This article is a guest post from Junaid Butt. Junaid is a research engineer at IBM Research where he builds and deploys machine learning models to learn interesting things about data. He has a background in product-oriented data science focused on startups. Junaid has a passion for helping non-data people learn more about their data to drive better decisions. You can read more of his writing on his personal blog, The Science of Data.

In this article, you'll learn some of the questions data owners (product managers and c-suite leaders, alike) should ask themselves about their data before submitting discovery requests to their data team (and how to answer them). These include:

  • What do I want from my data?
  • Does my data report the right things?
  • Are there obvious sources of bias in my data?
  • Can I enrich my data with outside sources?
  • What seems like it could be related?

Like all data scientists, I’m often approached by product managers and C-level staff who have a data set they’d like analyzed for business intelligence. As we talk about their project, inevitably a familiar question from the data owner comes up: “We have all this business data, can you do something with this”?

While the answer is (generally) yes, I’ve realized that many data stakeholders and business users don’t realize what it is they’re asking for: Data discovery.

Unfortunately, if the data owner doesn’t know what they want out of their data, data scientists like myself can only be so effective in our data discovery work (no matter how good our data discovery tools may be). This isn’t a criticism (trust me, we love our business counterparts), but instead, an opportunity to close an all-too-common information gap.

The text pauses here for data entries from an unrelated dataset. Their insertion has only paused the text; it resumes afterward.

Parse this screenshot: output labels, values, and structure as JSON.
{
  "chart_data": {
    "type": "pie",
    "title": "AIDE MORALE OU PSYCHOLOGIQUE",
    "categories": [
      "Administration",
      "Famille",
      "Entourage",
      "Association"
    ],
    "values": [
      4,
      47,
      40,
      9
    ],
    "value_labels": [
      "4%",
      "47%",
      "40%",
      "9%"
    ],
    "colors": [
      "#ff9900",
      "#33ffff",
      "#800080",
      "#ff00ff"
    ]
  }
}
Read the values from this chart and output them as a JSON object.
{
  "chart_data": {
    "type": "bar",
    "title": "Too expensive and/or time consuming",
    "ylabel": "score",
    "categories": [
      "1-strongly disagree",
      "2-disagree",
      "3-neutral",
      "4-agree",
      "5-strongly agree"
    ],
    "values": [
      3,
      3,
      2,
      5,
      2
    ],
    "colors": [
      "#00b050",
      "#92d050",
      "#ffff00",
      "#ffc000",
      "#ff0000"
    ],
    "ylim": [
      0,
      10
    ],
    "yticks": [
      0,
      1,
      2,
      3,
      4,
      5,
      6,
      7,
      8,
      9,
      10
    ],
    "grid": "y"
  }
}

This gap doesn’t just cost time and internal budget as your data scientists spend unnecessary time honing in on the purpose of the dataset but can cost even you more 💰 if your company has to bring in an external consultant as well.

By now, you may be asking yourself how you can be a better-informed owner of your data so you can get the most of your data scientists when you go to them with a request (thank you, in advance, from all of us fulfilling these asks).

Don’t worry - it doesn’t involve getting super technical. There are a set of certain basic facts and features you can learn about your data to help your data team out (which means more money saved and a faster turnaround time on your data requests).

In this post, I’ll outline a few key questions non-technical data owners can ask themselves before putting their request into the data team to make their collaboration more productive. If you work through these questions before submitting future requests for data discovery, you’ll better use your data analytics and data preparation resources so you spend less time going back and forth with data teams and more time making informed business decisions to positively impact your business.

Without further ado, here are five questions to ask yourself before submitting that ask to your data team.

1. What do I want from data discovery?

The question of “what do I want” may seem like an obvious one, but it’s easy to skip over on the way to your request.

Before you come to your data team with a dataset or data source for analysis, ask yourself: “What does a successful analysis outcome look like?” True, you may not know exactly what specific expectations you have of your data (that’s part of the reason for data discovery, after all), but if you can give some generalized ballpark details it’ll help your data scientist narrow in on a better outcome.

This first step helps you to identify what your data is about (e.g. do you have transactional data or profile data). Here are some starter questions:

  • Is your data indexed by time?
  • If so, is it daily, weekly or monthly?
  • Are there any notable gaps in your data?

These are all helpful basic questions to understand as you formulate your discovery ask, and the answers to them will help inform the objectives of your data so you can easily set up the discovery task for your data team.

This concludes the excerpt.